By R. Christopher Haines, Executive VP and Chief Operating Officer
You run a company full of top-notch people. They’ve been with you through thick and thin. They might even fight through anything with you. You decide it’s time for a new building to house your organization, a multimillion-dollar facility with all the bells and whistles.
Would you have your top-notch people build it? Run the saws, pour the concrete, wire the electric? Probably not. Your people are dedicated and good at what they do, but they don’t have the right skills to build your new facility.
Is your multi-million-dollar computer system any different? Your IT people are probably great. But does their expertise lie in implementing and supporting a modern insurance policy administration system? Would you consider bringing in a third party with the knowledge and experience to help? Are you afraid your people will think you think less of them? Are you thinking John and Jane have free time, so you can use them and save the money?

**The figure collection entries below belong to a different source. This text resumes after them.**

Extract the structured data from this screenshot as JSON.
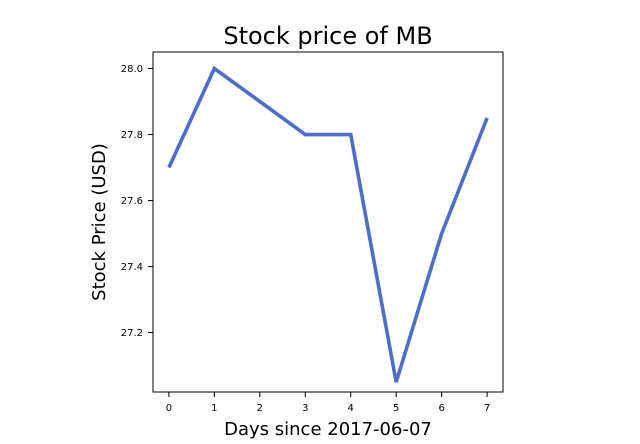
{
  "chart_data": {
    "type": "line",
    "title": "Stock price of MB",
    "xlabel": "Days since 2017-06-07",
    "ylabel": "Stock Price (USD)",
    "xlim": [
      -0.35,
      7.35
    ],
    "ylim": [
      27.02,
      28.05
    ],
    "xticks": [
      0,
      1,
      2,
      3,
      4,
      5,
      6,
      7
    ],
    "yticks": [
      27.2,
      27.4,
      27.6,
      27.8,
      28.0
    ],
    "ytick_labels": [
      "27.2",
      "27.4",
      "27.6",
      "27.8",
      "28.0"
    ],
    "grid": false,
    "series": [
      {
        "x": [
          0,
          1,
          2,
          3,
          4,
          5,
          6,
          7
        ],
        "values": [
          27.7,
          28.0,
          27.9,
          27.8,
          27.8,
          27.05,
          27.5,
          27.85
        ],
        "color": "#4c6dc9"
      }
    ]
  }
}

Here’s a different perspective: Would you think about using John and Jane if we went back to talking about constructing your new building? Would you stop short of bringing in an architect and a general contractor because your people might think you don’t have faith in them? Would you really think John and Jane have free time so they can hang the drywall? Or maybe, because John and Jane are experienced users of electricity, they can do the wiring? Probably not.
But we’ve seen this situation more times than we can count: Insurance companies buy new systems or add functionality to existing systems and don’t go outside for implementation help. They’re too afraid of what staff members might think about the use of outside help. They think their staff members have capacity (even though they don’t have the right knowledge). Or they think system users (like billing, underwriting, and claims people) will somehow make good system implementers. But these approaches almost always lead to failure. What can you do?
Start by telling your people they’re important to you and that you appreciate what they do. Help them understand that, while that’s truly the case, they just aren’t the right people to implement or support your system. Don’t use penny wisdom and pound foolishness to use the free time of unqualified people as a reason for putting them in no-win situations. And don’t imagine their being experienced users of a system makes them the right people to support it.
Do yourself, your people, and your company a favor. Find the right partner to assist with your system needs. You’ll be surprised at how much value — and good will — that partner can produce.